PyData Seattle 2023

The Python Data Ecosystem: Navigating a fragmented landscape.
04-28, 11:45–12:30 (America/Los_Angeles), Kodiak Theatre

The Python data landscape is constantly evolving and has become increasingly fragmented, making it difficult for data teams to navigate and pick the right tools and evolve existing tools as needs evolve. With so many options available, how can teams optimize their decisions? And more importantly, how can they ensure that the tools they choose will prevent frequent tool changes down the road? This talk will serve as a guide for those who are overwhelmed by the current state of data tools.


In this talk, Ketan Umare — CEO and co-founder of Union.ai, and creator of Flyte and Yee Tong, founding engineer Union.ai and Flyte — will lay out the common pitfalls when making data tooling decisions in a fragmented world. They will explore the factors and design patterns that data teams should know to future-proof their projects by ensuring scalability, ease of use and interoperability.

Ketan & Yee will give practical tips on how to make sense of the various data formats available in the Python ecosystem, including data-frames, tensors and various file formats, as well as how to handle complex and evolving datasets. Some of the dilemmas that data teams often face are:
- Deciding between pandas, polars and modin for data manipulation and determining the best way to interact with specific data formats.
- Optimizing data access (streaming vs batch) to maximize training and GPU efficiency.
- Selecting the right data frameworks and tools for both, large and small data volumes.
- Making sure that data is valid and high quality and doesn’t degrade throughout workflow operations.
- Optimizing overall performance. Picking the right frameworks and ensuring interoperability between frameworks like Spark, Ray, Databricks and Flyte to leverage distributed computing resources.

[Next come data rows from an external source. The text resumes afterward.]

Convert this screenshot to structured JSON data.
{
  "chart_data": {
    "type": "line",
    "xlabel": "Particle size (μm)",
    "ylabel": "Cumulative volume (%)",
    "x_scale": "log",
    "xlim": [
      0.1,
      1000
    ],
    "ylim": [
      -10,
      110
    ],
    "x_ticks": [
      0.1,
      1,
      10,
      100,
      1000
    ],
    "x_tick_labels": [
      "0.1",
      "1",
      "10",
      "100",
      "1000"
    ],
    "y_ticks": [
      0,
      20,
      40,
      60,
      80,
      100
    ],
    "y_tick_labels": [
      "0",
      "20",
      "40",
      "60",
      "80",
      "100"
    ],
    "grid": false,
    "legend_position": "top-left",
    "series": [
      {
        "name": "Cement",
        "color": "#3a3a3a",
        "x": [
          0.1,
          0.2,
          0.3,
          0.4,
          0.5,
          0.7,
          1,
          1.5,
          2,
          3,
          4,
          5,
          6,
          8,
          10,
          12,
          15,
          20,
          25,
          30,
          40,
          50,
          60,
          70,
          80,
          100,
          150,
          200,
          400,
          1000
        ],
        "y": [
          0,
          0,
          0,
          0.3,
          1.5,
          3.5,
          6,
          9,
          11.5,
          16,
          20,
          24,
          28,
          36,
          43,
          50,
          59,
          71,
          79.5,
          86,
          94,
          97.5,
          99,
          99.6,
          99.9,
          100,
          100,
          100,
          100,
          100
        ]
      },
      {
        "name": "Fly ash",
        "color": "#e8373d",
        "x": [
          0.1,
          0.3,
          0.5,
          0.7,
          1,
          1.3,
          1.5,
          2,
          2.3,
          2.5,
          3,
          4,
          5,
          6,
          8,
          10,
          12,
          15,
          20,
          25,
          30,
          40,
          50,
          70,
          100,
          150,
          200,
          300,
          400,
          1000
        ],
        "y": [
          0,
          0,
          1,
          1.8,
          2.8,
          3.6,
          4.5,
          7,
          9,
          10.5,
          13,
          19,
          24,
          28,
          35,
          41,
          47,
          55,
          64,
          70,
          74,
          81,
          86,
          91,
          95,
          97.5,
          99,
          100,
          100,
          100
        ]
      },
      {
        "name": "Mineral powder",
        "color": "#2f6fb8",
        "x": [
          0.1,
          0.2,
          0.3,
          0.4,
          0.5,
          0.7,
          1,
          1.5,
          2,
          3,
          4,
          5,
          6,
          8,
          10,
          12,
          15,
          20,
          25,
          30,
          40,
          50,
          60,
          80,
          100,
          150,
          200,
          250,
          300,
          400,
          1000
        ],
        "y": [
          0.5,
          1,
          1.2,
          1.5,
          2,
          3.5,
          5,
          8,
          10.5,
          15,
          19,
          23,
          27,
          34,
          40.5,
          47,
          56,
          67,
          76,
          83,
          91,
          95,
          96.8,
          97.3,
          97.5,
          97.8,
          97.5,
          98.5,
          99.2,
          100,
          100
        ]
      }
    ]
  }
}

Attendees will leave with a better understanding and practical approaches that have worked for many large companies who have encountered these problems.


Prior Knowledge Expected

No previous knowledge expected

Ketan Umare is CEO and co-founder of Union.ai -- a pioneering technology company that empowers organizations to achieve reliable, reproducible, and cost-effective machine learning and data orchestration through Union Cloud, a managed version of the powerful Flyte platform. As the leading contributor to Flyte, Union.ai was founded by the engineers who created this groundbreaking, Kubernetes-native workflow automation platform (Ketan was the lead for this team). Trusted by industry giants like Lyft, Spotify, GoJek, LinkedIn, Toyota, Intel, Wolt, Freenome etc Flyte streamlines the data science and machine learning journey from ideation to production.
Prior to Union, Ketan played many senior roles at multiple organizations including Amazon, Oracle and Lyft. In his spare time he enjoys spending time with his 2 daugthers and exploring the outdoors.

Hi. I'm Yee, a software engineer at Union AI and one of the co-creators of flyte.org, a popular orchestration platform geared towards ML and data-science. My interests are in infrastructure and distributed systems, particularly as they relate to the ever growing ML field.